Advocates argue exposing providers to criminal liability for nothing more than a deviation from accepted medical standards will not solve the opioid crisis. “Incarceration of physicians who treat pain does not eliminate the pain and the need to treat it,” the Association of American Physicians and Surgeons wrote in their brief.

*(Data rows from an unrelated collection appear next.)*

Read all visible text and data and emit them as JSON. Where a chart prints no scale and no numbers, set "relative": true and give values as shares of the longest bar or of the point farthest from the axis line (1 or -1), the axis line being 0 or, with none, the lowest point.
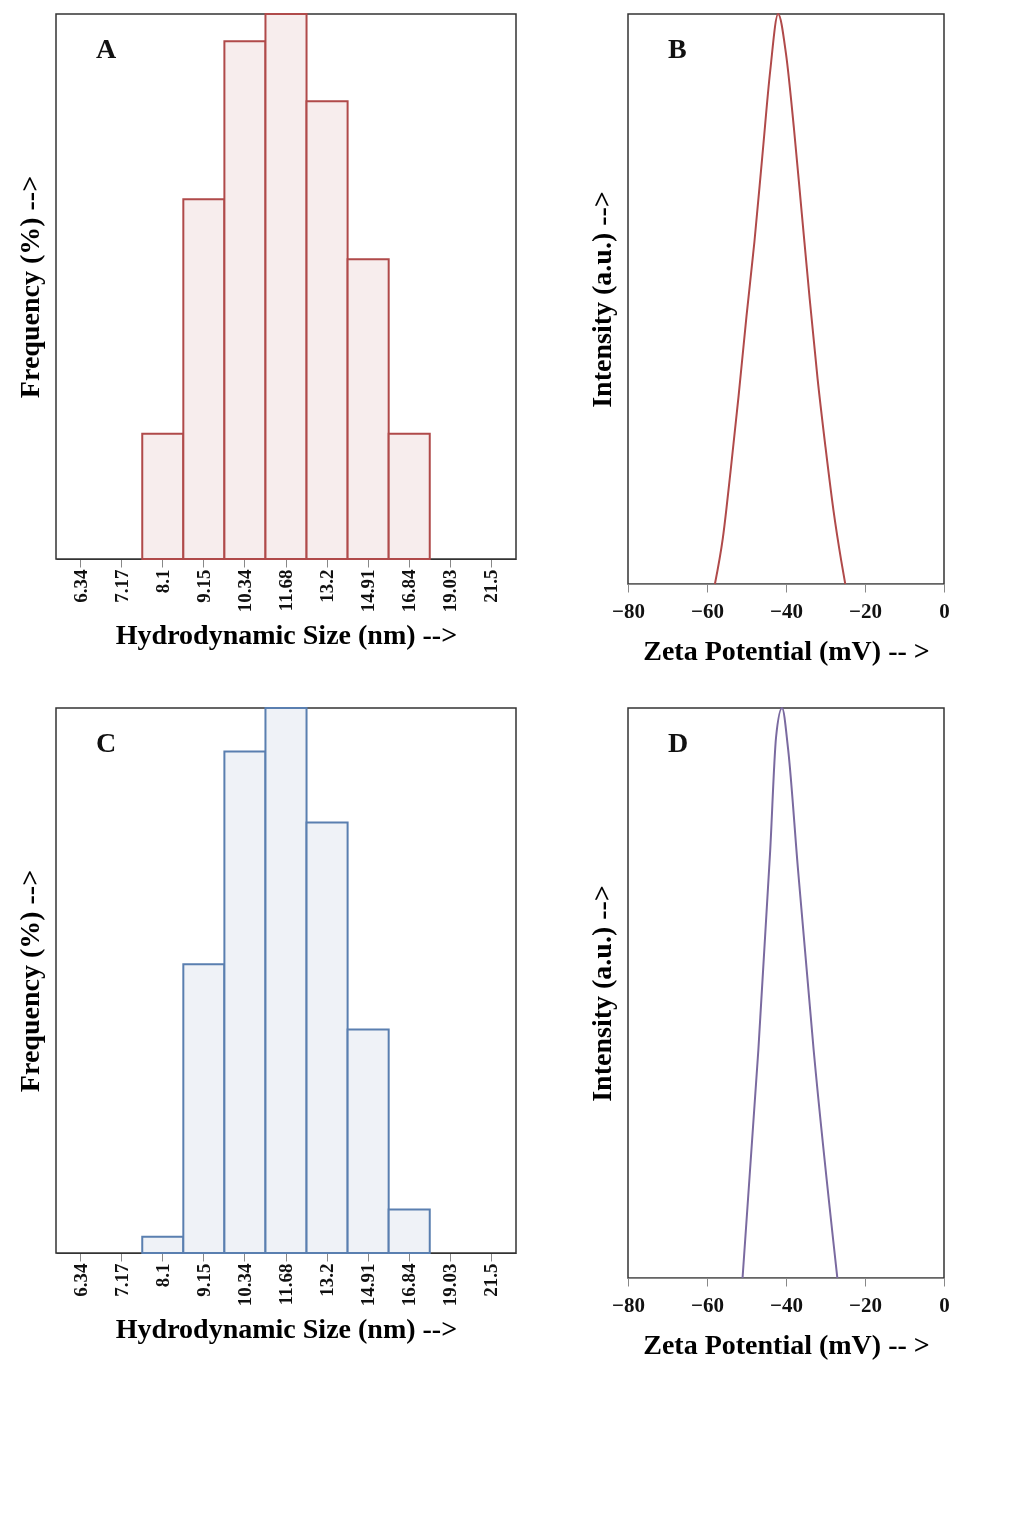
{
  "chart_data": [
    {
      "type": "bar",
      "title": "A",
      "xlabel": "Hydrodynamic Size (nm) -->",
      "ylabel": "Frequency (%) -->",
      "relative": true,
      "categories": [
        "6.34",
        "7.17",
        "8.1",
        "9.15",
        "10.34",
        "11.68",
        "13.2",
        "14.91",
        "16.84",
        "19.03",
        "21.5"
      ],
      "series": [
        {
          "color": "#b04a4a",
          "values": [
            null,
            null,
            0.23,
            0.66,
            0.95,
            1,
            0.84,
            0.55,
            0.23,
            null,
            null
          ]
        }
      ]
    },
    {
      "type": "line",
      "title": "B",
      "xlabel": "Zeta Potential (mV) -- >",
      "ylabel": "Intensity (a.u.) -->",
      "relative": true,
      "xlim": [
        -80,
        0
      ],
      "xticks": [
        -80,
        -60,
        -40,
        -20,
        0
      ],
      "series": [
        {
          "color": "#b04a4a",
          "x": [
            -58,
            -56,
            -54,
            -52,
            -50,
            -48,
            -46,
            -44,
            -42,
            -40,
            -38,
            -36,
            -34,
            -32,
            -30,
            -28,
            -26,
            -25
          ],
          "values": [
            0,
            0.08,
            0.2,
            0.33,
            0.47,
            0.6,
            0.75,
            0.9,
            1,
            0.93,
            0.8,
            0.65,
            0.5,
            0.36,
            0.24,
            0.13,
            0.04,
            0
          ]
        }
      ]
    },
    {
      "type": "bar",
      "title": "C",
      "xlabel": "Hydrodynamic Size (nm) -->",
      "ylabel": "Frequency (%) -->",
      "relative": true,
      "categories": [
        "6.34",
        "7.17",
        "8.1",
        "9.15",
        "10.34",
        "11.68",
        "13.2",
        "14.91",
        "16.84",
        "19.03",
        "21.5"
      ],
      "series": [
        {
          "color": "#5a7fb0",
          "values": [
            null,
            null,
            0.03,
            0.53,
            0.92,
            1,
            0.79,
            0.41,
            0.08,
            null,
            null
          ]
        }
      ]
    },
    {
      "type": "line",
      "title": "D",
      "xlabel": "Zeta Potential (mV) -- >",
      "ylabel": "Intensity (a.u.) -->",
      "relative": true,
      "xlim": [
        -80,
        0
      ],
      "xticks": [
        -80,
        -60,
        -40,
        -20,
        0
      ],
      "series": [
        {
          "color": "#7a6aa0",
          "x": [
            -51,
            -47,
            -44,
            -42.5,
            -41,
            -39.5,
            -37,
            -33,
            -27
          ],
          "values": [
            0,
            0.4,
            0.75,
            0.95,
            1,
            0.93,
            0.72,
            0.4,
            0
          ]
        }
      ]
    }
  ]
}
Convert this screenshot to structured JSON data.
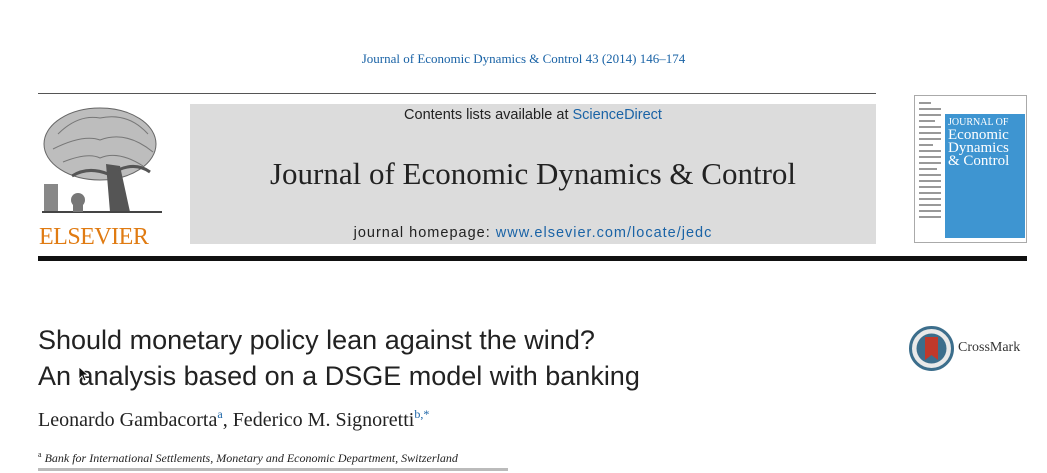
{
  "header": {
    "citation": "Journal of Economic Dynamics & Control 43 (2014) 146–174",
    "publisher": "ELSEVIER",
    "contents_prefix": "Contents lists available at ",
    "contents_link": "ScienceDirect",
    "journal_name": "Journal of Economic Dynamics & Control",
    "homepage_prefix": "journal homepage: ",
    "homepage_url": "www.elsevier.com/locate/jedc",
    "cover_title": "JOURNAL OF\nEconomic\nDynamics\n& Control"
  },
  "article": {
    "title_line1": "Should monetary policy lean against the wind?",
    "title_line2": "An analysis based on a DSGE model with banking",
    "authors": [
      {
        "name": "Leonardo Gambacorta",
        "marks": "a"
      },
      {
        "name": "Federico M. Signoretti",
        "marks": "b,*"
      }
    ],
    "affiliation_a_mark": "a",
    "affiliation_a": "Bank for International Settlements, Monetary and Economic Department, Switzerland",
    "crossmark_label": "CrossMark"
  },
  "colors": {
    "link_blue": "#1a63a6",
    "elsevier_orange": "#e07b12",
    "cover_blue": "#3e95d1",
    "banner_gray": "#dcdcdc"
  },
  "icons": [
    "elsevier-tree-logo",
    "journal-cover-thumbnail",
    "crossmark-icon",
    "mouse-cursor-icon"
  ]
}
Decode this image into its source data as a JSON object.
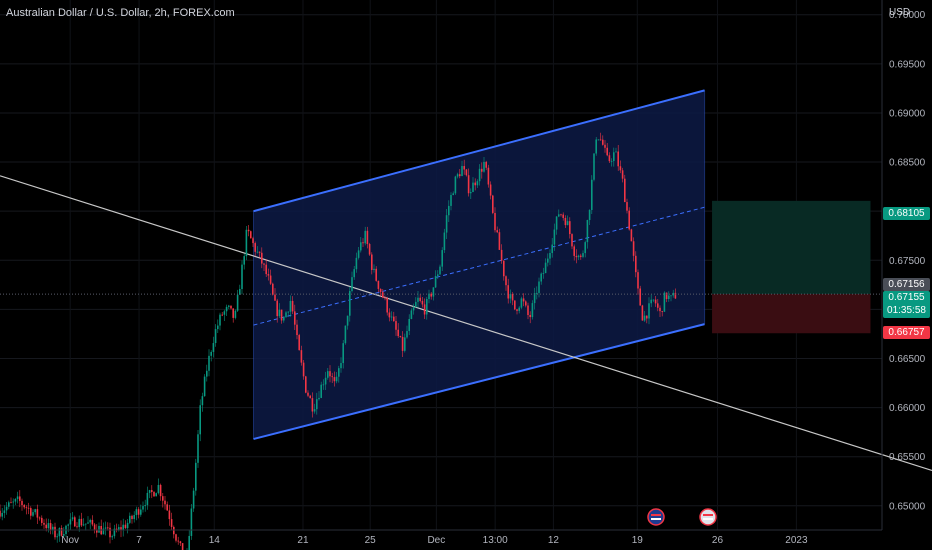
{
  "header": {
    "symbol_title": "Australian Dollar / U.S. Dollar, 2h, FOREX.com",
    "currency": "USD"
  },
  "price_tags": {
    "target": "0.68105",
    "last_close": "0.67156",
    "current": "0.67155",
    "countdown": "01:35:58",
    "stop": "0.66757"
  },
  "colors": {
    "background": "#000000",
    "channel_line": "#3b6fff",
    "channel_fill": "#0d1a45",
    "trend_line": "#c8c8c8",
    "up_candle": "#089981",
    "down_candle": "#f23645",
    "profit_zone": "#082a24",
    "loss_zone": "#3a0d12"
  },
  "event_icons": [
    "australia-flag-icon",
    "us-flag-icon"
  ],
  "chart_data": {
    "type": "candlestick",
    "y_axis": {
      "min": 0.6455,
      "max": 0.7015,
      "ticks": [
        "0.70000",
        "0.69500",
        "0.69000",
        "0.68500",
        "0.68000",
        "0.67500",
        "0.67000",
        "0.66500",
        "0.66000",
        "0.65500",
        "0.65000"
      ]
    },
    "x_axis": {
      "ticks": [
        {
          "label": "Nov",
          "t": 0.0753
        },
        {
          "label": "7",
          "t": 0.1492
        },
        {
          "label": "14",
          "t": 0.2299
        },
        {
          "label": "21",
          "t": 0.3251
        },
        {
          "label": "25",
          "t": 0.3972
        },
        {
          "label": "Dec",
          "t": 0.4682
        },
        {
          "label": "13:00",
          "t": 0.5313
        },
        {
          "label": "12",
          "t": 0.5938
        },
        {
          "label": "19",
          "t": 0.6838
        },
        {
          "label": "26",
          "t": 0.7698
        },
        {
          "label": "2023",
          "t": 0.8545
        }
      ]
    },
    "price_path": [
      {
        "t": 0.0,
        "p": 0.6495
      },
      {
        "t": 0.02,
        "p": 0.6505
      },
      {
        "t": 0.04,
        "p": 0.649
      },
      {
        "t": 0.06,
        "p": 0.647
      },
      {
        "t": 0.08,
        "p": 0.6485
      },
      {
        "t": 0.1,
        "p": 0.648
      },
      {
        "t": 0.12,
        "p": 0.647
      },
      {
        "t": 0.14,
        "p": 0.6485
      },
      {
        "t": 0.155,
        "p": 0.6505
      },
      {
        "t": 0.17,
        "p": 0.652
      },
      {
        "t": 0.18,
        "p": 0.6495
      },
      {
        "t": 0.19,
        "p": 0.6465
      },
      {
        "t": 0.2,
        "p": 0.644
      },
      {
        "t": 0.208,
        "p": 0.652
      },
      {
        "t": 0.215,
        "p": 0.66
      },
      {
        "t": 0.222,
        "p": 0.664
      },
      {
        "t": 0.23,
        "p": 0.6675
      },
      {
        "t": 0.238,
        "p": 0.6695
      },
      {
        "t": 0.245,
        "p": 0.67
      },
      {
        "t": 0.252,
        "p": 0.669
      },
      {
        "t": 0.258,
        "p": 0.673
      },
      {
        "t": 0.265,
        "p": 0.678
      },
      {
        "t": 0.272,
        "p": 0.6765
      },
      {
        "t": 0.28,
        "p": 0.675
      },
      {
        "t": 0.288,
        "p": 0.673
      },
      {
        "t": 0.296,
        "p": 0.67
      },
      {
        "t": 0.304,
        "p": 0.669
      },
      {
        "t": 0.312,
        "p": 0.671
      },
      {
        "t": 0.32,
        "p": 0.666
      },
      {
        "t": 0.328,
        "p": 0.662
      },
      {
        "t": 0.336,
        "p": 0.66
      },
      {
        "t": 0.344,
        "p": 0.662
      },
      {
        "t": 0.352,
        "p": 0.664
      },
      {
        "t": 0.36,
        "p": 0.662
      },
      {
        "t": 0.368,
        "p": 0.666
      },
      {
        "t": 0.376,
        "p": 0.672
      },
      {
        "t": 0.384,
        "p": 0.676
      },
      {
        "t": 0.392,
        "p": 0.6775
      },
      {
        "t": 0.4,
        "p": 0.674
      },
      {
        "t": 0.408,
        "p": 0.672
      },
      {
        "t": 0.416,
        "p": 0.67
      },
      {
        "t": 0.424,
        "p": 0.668
      },
      {
        "t": 0.432,
        "p": 0.666
      },
      {
        "t": 0.44,
        "p": 0.669
      },
      {
        "t": 0.448,
        "p": 0.671
      },
      {
        "t": 0.456,
        "p": 0.67
      },
      {
        "t": 0.464,
        "p": 0.672
      },
      {
        "t": 0.472,
        "p": 0.6745
      },
      {
        "t": 0.48,
        "p": 0.68
      },
      {
        "t": 0.488,
        "p": 0.683
      },
      {
        "t": 0.496,
        "p": 0.6845
      },
      {
        "t": 0.504,
        "p": 0.682
      },
      {
        "t": 0.512,
        "p": 0.6835
      },
      {
        "t": 0.52,
        "p": 0.685
      },
      {
        "t": 0.528,
        "p": 0.68
      },
      {
        "t": 0.536,
        "p": 0.676
      },
      {
        "t": 0.544,
        "p": 0.672
      },
      {
        "t": 0.552,
        "p": 0.67
      },
      {
        "t": 0.56,
        "p": 0.671
      },
      {
        "t": 0.568,
        "p": 0.669
      },
      {
        "t": 0.576,
        "p": 0.672
      },
      {
        "t": 0.584,
        "p": 0.674
      },
      {
        "t": 0.592,
        "p": 0.677
      },
      {
        "t": 0.6,
        "p": 0.68
      },
      {
        "t": 0.608,
        "p": 0.679
      },
      {
        "t": 0.616,
        "p": 0.676
      },
      {
        "t": 0.624,
        "p": 0.675
      },
      {
        "t": 0.632,
        "p": 0.68
      },
      {
        "t": 0.64,
        "p": 0.688
      },
      {
        "t": 0.646,
        "p": 0.687
      },
      {
        "t": 0.652,
        "p": 0.685
      },
      {
        "t": 0.66,
        "p": 0.686
      },
      {
        "t": 0.668,
        "p": 0.683
      },
      {
        "t": 0.676,
        "p": 0.678
      },
      {
        "t": 0.684,
        "p": 0.672
      },
      {
        "t": 0.69,
        "p": 0.669
      },
      {
        "t": 0.696,
        "p": 0.67
      },
      {
        "t": 0.702,
        "p": 0.671
      },
      {
        "t": 0.708,
        "p": 0.6695
      },
      {
        "t": 0.714,
        "p": 0.6715
      },
      {
        "t": 0.72,
        "p": 0.671
      },
      {
        "t": 0.726,
        "p": 0.6716
      }
    ],
    "channel": {
      "upper": [
        {
          "t": 0.272,
          "p": 0.68
        },
        {
          "t": 0.756,
          "p": 0.6923
        }
      ],
      "lower": [
        {
          "t": 0.272,
          "p": 0.6568
        },
        {
          "t": 0.756,
          "p": 0.6685
        }
      ]
    },
    "trend_line": [
      {
        "t": 0.0,
        "p": 0.6836
      },
      {
        "t": 1.0,
        "p": 0.6536
      }
    ],
    "position": {
      "t_start": 0.764,
      "t_end": 0.934,
      "entry": 0.67156,
      "target": 0.68105,
      "stop": 0.66757
    }
  }
}
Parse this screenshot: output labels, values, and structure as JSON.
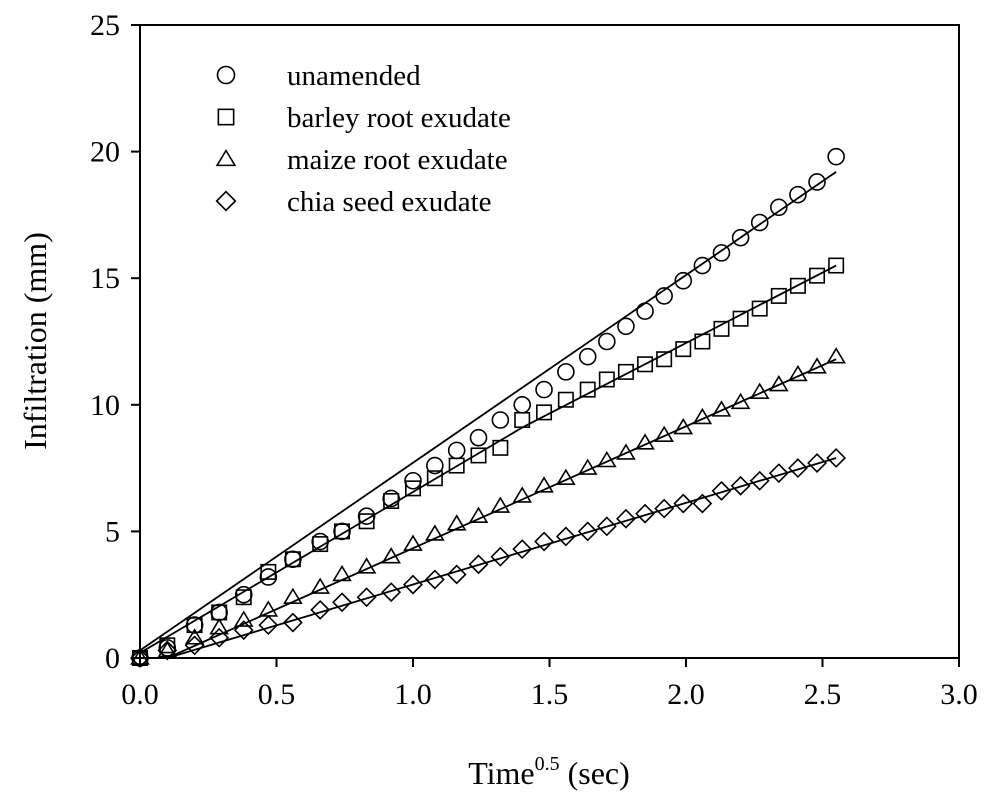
{
  "chart_data": {
    "type": "scatter",
    "xlabel": "Time",
    "xlabel_superscript": "0.5",
    "xlabel_unit": " (sec)",
    "ylabel": "Infiltration (mm)",
    "xlim": [
      0,
      3.0
    ],
    "ylim": [
      0,
      25
    ],
    "x_ticks": [
      "0.0",
      "0.5",
      "1.0",
      "1.5",
      "2.0",
      "2.5",
      "3.0"
    ],
    "y_ticks": [
      "0",
      "5",
      "10",
      "15",
      "20",
      "25"
    ],
    "grid": false,
    "legend_position": "top-left",
    "series": [
      {
        "name": "unamended",
        "marker": "circle",
        "x": [
          0,
          0.1,
          0.2,
          0.29,
          0.38,
          0.47,
          0.56,
          0.66,
          0.74,
          0.83,
          0.92,
          1.0,
          1.08,
          1.16,
          1.24,
          1.32,
          1.4,
          1.48,
          1.56,
          1.64,
          1.71,
          1.78,
          1.85,
          1.92,
          1.99,
          2.06,
          2.13,
          2.2,
          2.27,
          2.34,
          2.41,
          2.48,
          2.55
        ],
        "y": [
          0,
          0.4,
          1.3,
          1.8,
          2.5,
          3.2,
          3.9,
          4.6,
          5.0,
          5.6,
          6.3,
          7.0,
          7.6,
          8.2,
          8.7,
          9.4,
          10.0,
          10.6,
          11.3,
          11.9,
          12.5,
          13.1,
          13.7,
          14.3,
          14.9,
          15.5,
          16.0,
          16.6,
          17.2,
          17.8,
          18.3,
          18.8,
          19.8
        ]
      },
      {
        "name": "barley root exudate",
        "marker": "square",
        "x": [
          0,
          0.1,
          0.2,
          0.29,
          0.38,
          0.47,
          0.56,
          0.66,
          0.74,
          0.83,
          0.92,
          1.0,
          1.08,
          1.16,
          1.24,
          1.32,
          1.4,
          1.48,
          1.56,
          1.64,
          1.71,
          1.78,
          1.85,
          1.92,
          1.99,
          2.06,
          2.13,
          2.2,
          2.27,
          2.34,
          2.41,
          2.48,
          2.55
        ],
        "y": [
          0,
          0.5,
          1.3,
          1.8,
          2.4,
          3.4,
          3.9,
          4.5,
          5.0,
          5.4,
          6.2,
          6.7,
          7.1,
          7.6,
          8.0,
          8.3,
          9.4,
          9.7,
          10.2,
          10.6,
          11.0,
          11.3,
          11.6,
          11.8,
          12.2,
          12.5,
          13.0,
          13.4,
          13.8,
          14.3,
          14.7,
          15.1,
          15.5
        ]
      },
      {
        "name": "maize root exudate",
        "marker": "triangle",
        "x": [
          0,
          0.1,
          0.2,
          0.29,
          0.38,
          0.47,
          0.56,
          0.66,
          0.74,
          0.83,
          0.92,
          1.0,
          1.08,
          1.16,
          1.24,
          1.32,
          1.4,
          1.48,
          1.56,
          1.64,
          1.71,
          1.78,
          1.85,
          1.92,
          1.99,
          2.06,
          2.13,
          2.2,
          2.27,
          2.34,
          2.41,
          2.48,
          2.55
        ],
        "y": [
          0,
          0.3,
          0.8,
          1.2,
          1.5,
          1.9,
          2.4,
          2.8,
          3.3,
          3.6,
          4.0,
          4.5,
          4.9,
          5.3,
          5.6,
          6.0,
          6.4,
          6.8,
          7.1,
          7.5,
          7.8,
          8.1,
          8.5,
          8.8,
          9.1,
          9.5,
          9.8,
          10.1,
          10.5,
          10.8,
          11.2,
          11.5,
          11.9
        ]
      },
      {
        "name": "chia seed exudate",
        "marker": "diamond",
        "x": [
          0,
          0.1,
          0.2,
          0.29,
          0.38,
          0.47,
          0.56,
          0.66,
          0.74,
          0.83,
          0.92,
          1.0,
          1.08,
          1.16,
          1.24,
          1.32,
          1.4,
          1.48,
          1.56,
          1.64,
          1.71,
          1.78,
          1.85,
          1.92,
          1.99,
          2.06,
          2.13,
          2.2,
          2.27,
          2.34,
          2.41,
          2.48,
          2.55
        ],
        "y": [
          0,
          0.3,
          0.5,
          0.8,
          1.1,
          1.3,
          1.4,
          1.9,
          2.2,
          2.4,
          2.6,
          2.9,
          3.1,
          3.3,
          3.7,
          4.0,
          4.3,
          4.6,
          4.8,
          5.0,
          5.2,
          5.5,
          5.7,
          5.9,
          6.1,
          6.1,
          6.6,
          6.8,
          7.0,
          7.3,
          7.5,
          7.7,
          7.9
        ]
      }
    ],
    "fit_lines": [
      {
        "series": "unamended",
        "x": [
          0,
          2.55
        ],
        "y": [
          0.3,
          19.2
        ]
      },
      {
        "series": "barley root exudate",
        "x": [
          0,
          1.4,
          2.55
        ],
        "y": [
          0.2,
          9.1,
          15.5
        ]
      },
      {
        "series": "maize root exudate",
        "x": [
          0.1,
          2.55
        ],
        "y": [
          0,
          11.8
        ]
      },
      {
        "series": "chia seed exudate",
        "x": [
          0.1,
          2.55
        ],
        "y": [
          0,
          7.9
        ]
      }
    ]
  }
}
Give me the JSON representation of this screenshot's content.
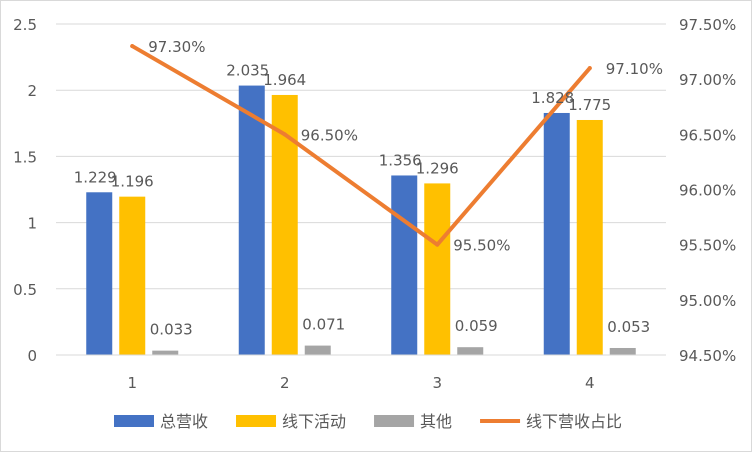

In its briefs, the government argued a provider who makes no objectively reasonable attempt to comply with medical norms violates the law. The CSA “does not permit a physician to simply decide for himself that any manner or volume of drug distribution is ‘medicine,’” the government wrote.
[i] 21 U.S.C. § 841(a)(a)
[ii] 21 C.F.R. § 1306.04(a)
[iii] 423 U.S. 122, 124 (1975).
[iv] See, e.g., United States v. Sabean, 885 F.3d 27, (1st Cir. 2018) (reasoning that “a sincere effort to act in accordance with proper medical practice, even if flawed, could not undergird a guilty verdict so long as the defendant had acted in good faith.”) (internal quotations omitted); (United States v. Feingold, 454 F.3d 1001, 1007-08 (9th Cir. 2006) (quoting United States v. Rosenberg, 515 F.2d 190 (9th Cir. 1975)) (explaining “‘the jury [must] look into [a practitioner’s] mind to determine whether he prescribed the pills for what he thought was a medical purpose or whether he was passing out the pills to anyone who asked for them’” (emphasis added).
[v] See e.g., United States v. Wexler, 522 F.3d 194, 205 (2d Cir. 2008) (explaining that good faith in the context of a §841 prosecution “means that the doctor acted in accord with what he should have reasonably believed to be proper medical practice”); (United States v. Hurwitz, 459 F.3d 463, 479 (4th Cir. 2006) (holding that in a § 841 prosecution against a doctor, “the inquiry into the doctor’s good faith in treating his patients . . . must be an objective one”); United States v. Volkman, 797 F.3d 377, 387-88 (6th Cir. 2015) (explaining a physician cannot be convicted if he “dispenses a drug in good faith,” where good faith “means that the defendant acted in accordance with what he reasonably believed to be proper medical practice”).
[vi] United States v. Enmon, 686 F. App’x 769, 773 (11th Cir. 2017) (per curiam).